Der stöhnte genervt.
"Die Szene ist berühmt. Das Wasserglas bebt von den Schritten des T-Rex." Es war Mo, der sich die Zeit nahm, ihr das Ganze zu erklären. "Max meint damit wohl, dass wir gleich einem Riesensaurier gegenüber stehen." Mo grinste schief, beinahe entschuldigend, als ob er etwas dafür könne.
"Wo ... wo sollen wir hin?", fragte Karo und stolperte, als sie erneut ein ganzes Stück nach unten fiel. Der Boden schwankte unter ihren Schritten.
"Das hat keinen Zweck", Kassie war gefallen und kämpfte sich wieder auf die Füße. "Auf dem Boden kommen wir nicht weit. Hier, nimm."
Sie drückte Mo eine ihrer Pistolen in die Hand und ergriff mit der nun freien Hand Karos Handgelenk. Mo zögerte ein wenig zu lange, dann ergriff er Max' Hand.

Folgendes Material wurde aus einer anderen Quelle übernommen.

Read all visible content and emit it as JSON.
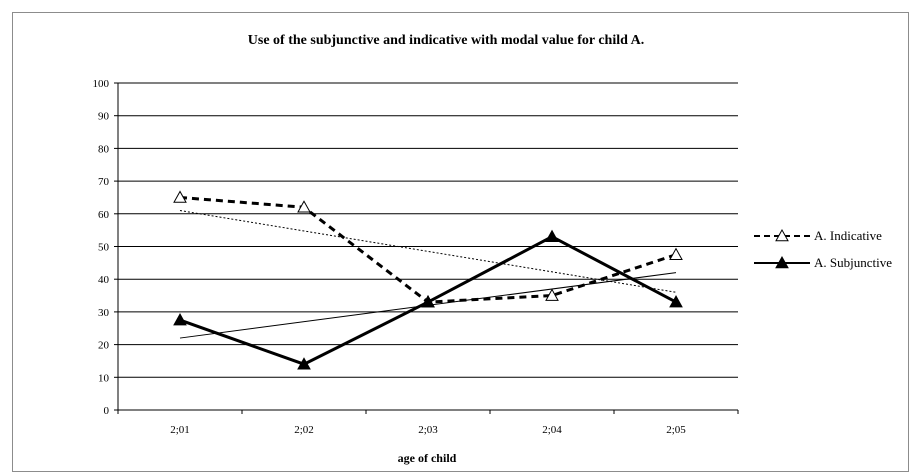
{
  "chart_data": {
    "type": "line",
    "title": "Use of the subjunctive and indicative with modal  value for child A.",
    "xlabel": "age of child",
    "ylabel": "",
    "categories": [
      "2;01",
      "2;02",
      "2;03",
      "2;04",
      "2;05"
    ],
    "ylim": [
      0,
      100
    ],
    "yticks": [
      "0",
      "10",
      "20",
      "30",
      "40",
      "50",
      "60",
      "70",
      "80",
      "90",
      "100"
    ],
    "grid": true,
    "legend_position": "right",
    "series": [
      {
        "name": "A. Indicative",
        "values": [
          65,
          62,
          33,
          35,
          47.5
        ],
        "line_style": "dashed",
        "marker": "open-triangle",
        "trendline": [
          61,
          36
        ]
      },
      {
        "name": "A. Subjunctive",
        "values": [
          27.5,
          14,
          33,
          53,
          33
        ],
        "line_style": "solid",
        "marker": "filled-triangle",
        "trendline": [
          22,
          42
        ]
      }
    ],
    "colors": {
      "lines": "#000000",
      "grid": "#000000",
      "frame": "#8c8c8c"
    }
  }
}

"Wie romantisch", spottete Max und zog eine Augenbraue nach oben. Doch er ließ nicht los. Entgegen seiner großen Klappe hatte er offenbar doch sehr viel Angst. Karo sah in ihm für einen Moment wieder den Mitbewohner, den sie kennengelernt hatte - Schönling, bemüht um seinen kleinen Bruder und lieber cool als ehrlich.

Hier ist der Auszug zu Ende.